Albert Camus fue una pasión de juventud. Como muchos de mi generación, lo conocí a través de la obra de Charles Moeller Literatura del siglo XX y cristianismo. Quiero hablar de su teatro desde ese pasado entusiasmo. La obra de Camus ha vencido al tiempo a rachas. La mayor parte de su teatro y su obra filosófica me resulta muy difícil de leer. Calígula es un caso aparte, por lo menos para mí, porque aún recuerdo la emoción que me produjo leerla por primera vez. Me hubiera gustado vérsela representar a Gerard Philipe, incluso viajé al Festival de Aviñón para conseguirlo, pero ese mismo año el actor murió. En el año sesenta, cuando dirigía el Teatro Español Universitario, intenté representarla en Toledo. En esa ciudad, el censor de teatro era un venerable actor de carácter, aficionado, empleado de Correos, que tardó mucho en darme la autorización. Durante años he guardado el papel oficial que decía textualmente: “Se autoriza a representar la obra Calígula, de Albert Camus, sin exagerar”. Lo que me interesaba de esa obra era una tesis que después resonó en mayo del 68, y que ahora vuelve a resonar. “Si una vez, sólo una vez, sucediera algo imposible, se rompería para siempre la lógica miserable de la realidad”.

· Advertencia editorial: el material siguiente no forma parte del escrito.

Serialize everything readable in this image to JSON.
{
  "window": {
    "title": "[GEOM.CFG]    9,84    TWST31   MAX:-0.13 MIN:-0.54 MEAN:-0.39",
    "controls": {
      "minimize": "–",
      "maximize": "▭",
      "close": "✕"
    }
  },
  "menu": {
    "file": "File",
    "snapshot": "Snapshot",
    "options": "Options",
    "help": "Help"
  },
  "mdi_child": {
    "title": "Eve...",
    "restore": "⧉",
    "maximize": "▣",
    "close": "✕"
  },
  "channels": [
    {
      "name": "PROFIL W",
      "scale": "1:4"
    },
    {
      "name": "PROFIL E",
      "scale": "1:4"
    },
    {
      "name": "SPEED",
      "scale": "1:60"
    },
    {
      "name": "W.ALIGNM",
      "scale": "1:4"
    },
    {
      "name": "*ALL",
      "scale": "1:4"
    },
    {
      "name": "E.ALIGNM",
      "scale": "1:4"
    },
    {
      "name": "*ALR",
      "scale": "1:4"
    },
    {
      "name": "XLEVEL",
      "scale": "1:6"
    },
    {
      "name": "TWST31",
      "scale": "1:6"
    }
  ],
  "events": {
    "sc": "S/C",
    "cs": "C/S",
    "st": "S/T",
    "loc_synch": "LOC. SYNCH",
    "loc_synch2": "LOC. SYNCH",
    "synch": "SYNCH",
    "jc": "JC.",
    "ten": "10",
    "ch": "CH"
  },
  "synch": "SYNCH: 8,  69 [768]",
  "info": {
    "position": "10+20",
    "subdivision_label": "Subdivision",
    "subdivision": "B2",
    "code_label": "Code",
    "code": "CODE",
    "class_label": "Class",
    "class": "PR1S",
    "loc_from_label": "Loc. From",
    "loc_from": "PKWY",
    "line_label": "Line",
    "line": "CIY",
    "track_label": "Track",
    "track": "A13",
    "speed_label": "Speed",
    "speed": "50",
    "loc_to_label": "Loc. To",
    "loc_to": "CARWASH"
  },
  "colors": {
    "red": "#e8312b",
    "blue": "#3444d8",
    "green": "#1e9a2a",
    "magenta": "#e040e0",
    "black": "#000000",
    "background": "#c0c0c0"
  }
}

No era filosofía del absurdo, sino esperanza contra toda esperanza. La obra es trágica porque, pretendiendo hacer lo imposible, Calígula sólo hace lo improbable y más aún lo monstruoso. Pero el vigor de la consigna despierta el ánimo en los corazones. “En el hombre hay más cosas dignas de admiración que de desprecio” era su lema antisartriano. Esta es la esencia del “efecto Camus”, que es un caso especial en la historia de la literatura. Cuando paseo por París y veo en los tenderetes las fotografías de Camus con su gabardina y su cigarrillo colgando de los labios, y las de Audrey Hepburn con su larga y sofisticada boquilla, las unifico en mi imaginario cordial. Más allá de su respectivo talento han generado un aura mágica, imposible de separar de sus libros o de sus películas.